Le patron posa la cuvette, s’approcha de la fenêtre sans mot dire et abaissa le store métallique.
« Parfait, dis-je. Très, très bien… Non, pas la peine d’allumer la lampe… Et ceci encore, Alek… Placez quelqu’un… Simonet, par exemple, ou cette gamine… Brunn… avec pour mission de repérer si quelque chose vient du ciel. Expliquez-leur qu’il s’agit d’une question de vie ou de mort. Dès qu’ils verront apparaître un avion, qu’ils donnent l’alarme…»
Le patron fit « oui » de la tête, reprit la cuvette et se dirigea vers le couloir. Une fois parvenu sur le seuil, il s’arrêta.
« Est-ce que vous m’autorisez à vous donner un conseil, Peter ? dit-il. Le dernier.
— Oui ?
— Rendez-leur cette valise et laissez-les retourner chez eux, dans cet enfer dont ils sont issus. Est-ce que vraiment vous n’avez pas perçu que la seule chose qui les retienne ici est justement la mallette que vous gardez sous clé ?…
— Et comment, que je le perçois ! dis-je.

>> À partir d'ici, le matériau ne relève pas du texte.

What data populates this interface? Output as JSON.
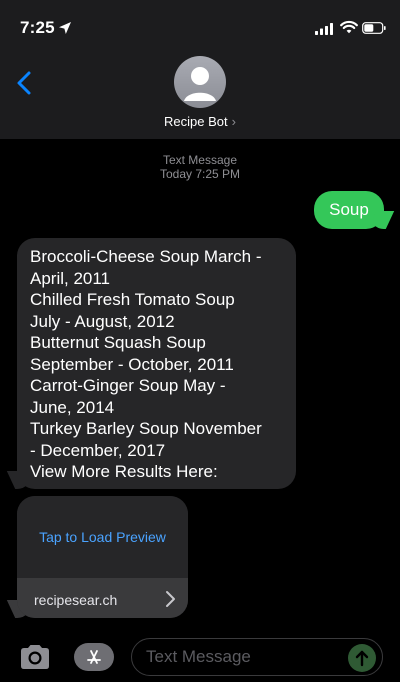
{
  "status_bar": {
    "time": "7:25"
  },
  "header": {
    "contact_name": "Recipe Bot",
    "contact_chevron": "›"
  },
  "conversation": {
    "meta_line_1": "Text Message",
    "meta_line_2": "Today 7:25 PM",
    "outgoing": {
      "text": "Soup",
      "color": "#34c759"
    },
    "incoming": {
      "lines": [
        "Broccoli-Cheese Soup March -",
        "April, 2011",
        "Chilled Fresh Tomato Soup",
        "July - August, 2012",
        "Butternut Squash Soup",
        "September - October, 2011",
        "Carrot-Ginger Soup May -",
        "June, 2014",
        "Turkey Barley Soup November",
        "- December, 2017",
        "View More Results Here:"
      ]
    },
    "link_preview": {
      "tap_text": "Tap to Load Preview",
      "domain": "recipesear.ch",
      "accent": "#4aa3ff"
    }
  },
  "input_bar": {
    "placeholder": "Text Message",
    "send_color": "#2f5a34"
  },
  "icons": {
    "back": "chevron-left-icon",
    "location": "location-arrow-icon",
    "signal": "cellular-signal-icon",
    "wifi": "wifi-icon",
    "battery": "battery-icon",
    "avatar": "person-icon",
    "camera": "camera-icon",
    "app_store": "app-store-icon",
    "send": "arrow-up-icon"
  }
}
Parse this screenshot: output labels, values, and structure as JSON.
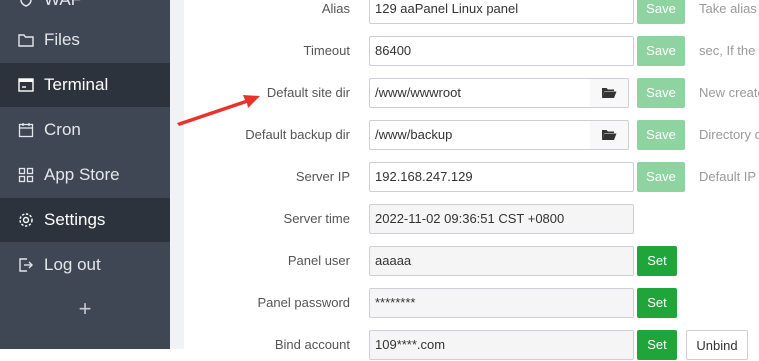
{
  "sidebar": {
    "items": [
      {
        "label": "WAF",
        "icon": "shield-icon",
        "active": false
      },
      {
        "label": "Files",
        "icon": "folder-icon",
        "active": false
      },
      {
        "label": "Terminal",
        "icon": "terminal-icon",
        "active": true
      },
      {
        "label": "Cron",
        "icon": "calendar-icon",
        "active": false
      },
      {
        "label": "App Store",
        "icon": "grid-icon",
        "active": false
      },
      {
        "label": "Settings",
        "icon": "gear-icon",
        "active": false
      },
      {
        "label": "Log out",
        "icon": "logout-icon",
        "active": false
      }
    ],
    "add_label": "+"
  },
  "form": {
    "alias": {
      "label": "Alias",
      "value": "129 aaPanel Linux panel",
      "button": "Save",
      "hint": "Take alias f"
    },
    "timeout": {
      "label": "Timeout",
      "value": "86400",
      "button": "Save",
      "hint": "sec, If the u"
    },
    "site_dir": {
      "label": "Default site dir",
      "value": "/www/wwwroot",
      "button": "Save",
      "hint": "New create"
    },
    "backup_dir": {
      "label": "Default backup dir",
      "value": "/www/backup",
      "button": "Save",
      "hint": "Directory o"
    },
    "server_ip": {
      "label": "Server IP",
      "value": "192.168.247.129",
      "button": "Save",
      "hint": "Default IP"
    },
    "server_time": {
      "label": "Server time",
      "value": "2022-11-02 09:36:51 CST +0800"
    },
    "panel_user": {
      "label": "Panel user",
      "value": "aaaaa",
      "button": "Set"
    },
    "panel_password": {
      "label": "Panel password",
      "value": "********",
      "button": "Set"
    },
    "bind_account": {
      "label": "Bind account",
      "value": "109****.com",
      "button": "Set",
      "unbind": "Unbind"
    }
  },
  "colors": {
    "sidebar_bg": "#3e4753",
    "active_bg": "#2c333c",
    "save_green_light": "#8fd3a0",
    "set_green": "#20a53a",
    "arrow_red": "#e8322b"
  }
}
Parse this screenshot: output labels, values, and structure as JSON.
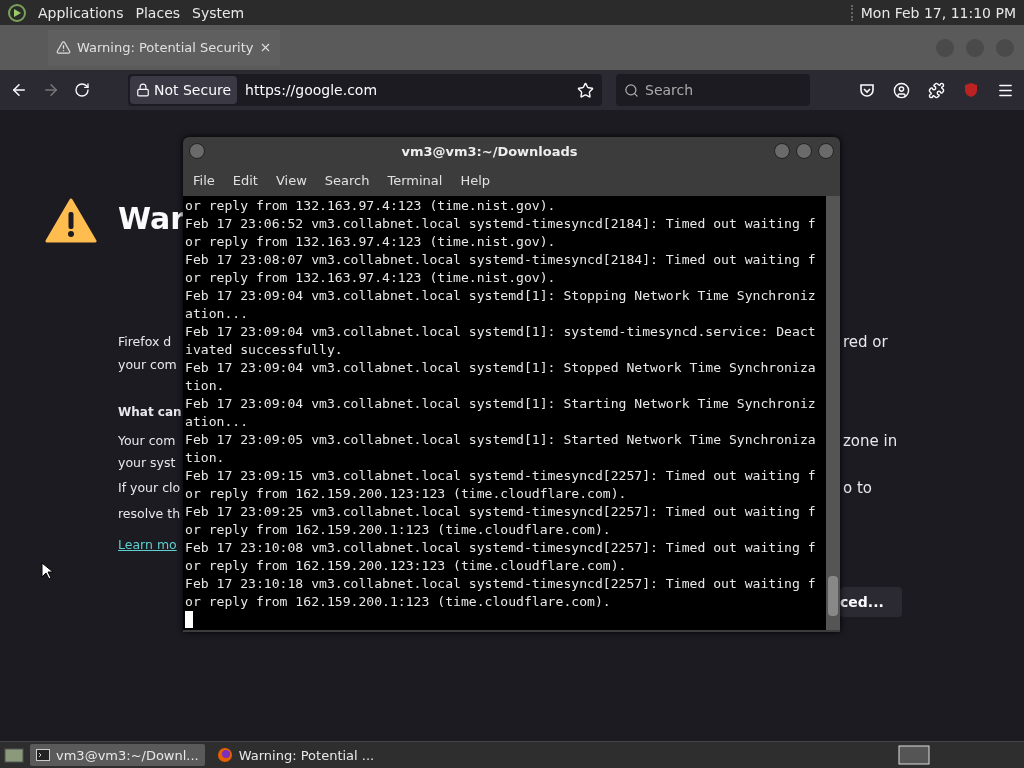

Je ne perçois même que cela ! Et c’est la raison pour laquelle je vais m’installer pour dormir sur des chaises horriblement inconfortables, avec pour oreiller votre coffre-fort de malheur. Et c’est pour cette même raison que je ferai un carton avec des balles en argent sur le premier fumier qui essaiera de récupérer cette sale valise sans ma permission. Si vous rencontrez Moses, transmettez-lui cela de ma part. Et vous pouvez reprendre mes expressions sans les adoucir. Et dites-lui aussi qu’en tir de compétition j’ai obtenu par mal de médailles. Et que mon arme de prédilection était justement un pistolet Lüger calibre 0.45. C’est tout. Maintenant, partez et laissez-moi tranquille. »
CHAPITRE QUINZE
On estimera sans doute que je commettais là un abus de pouvoir. Mais personne n’était susceptible de m’épauler, et d’une minute à l’autre les gangsters menaçaient de faire irruption par la voie des airs. Mon unique espoir reposait sur une spéculation fragile : peut-être le Champion n’avait-il plus le loisir, à l’heure qu’il était, de faire la chasse à Belzébuth.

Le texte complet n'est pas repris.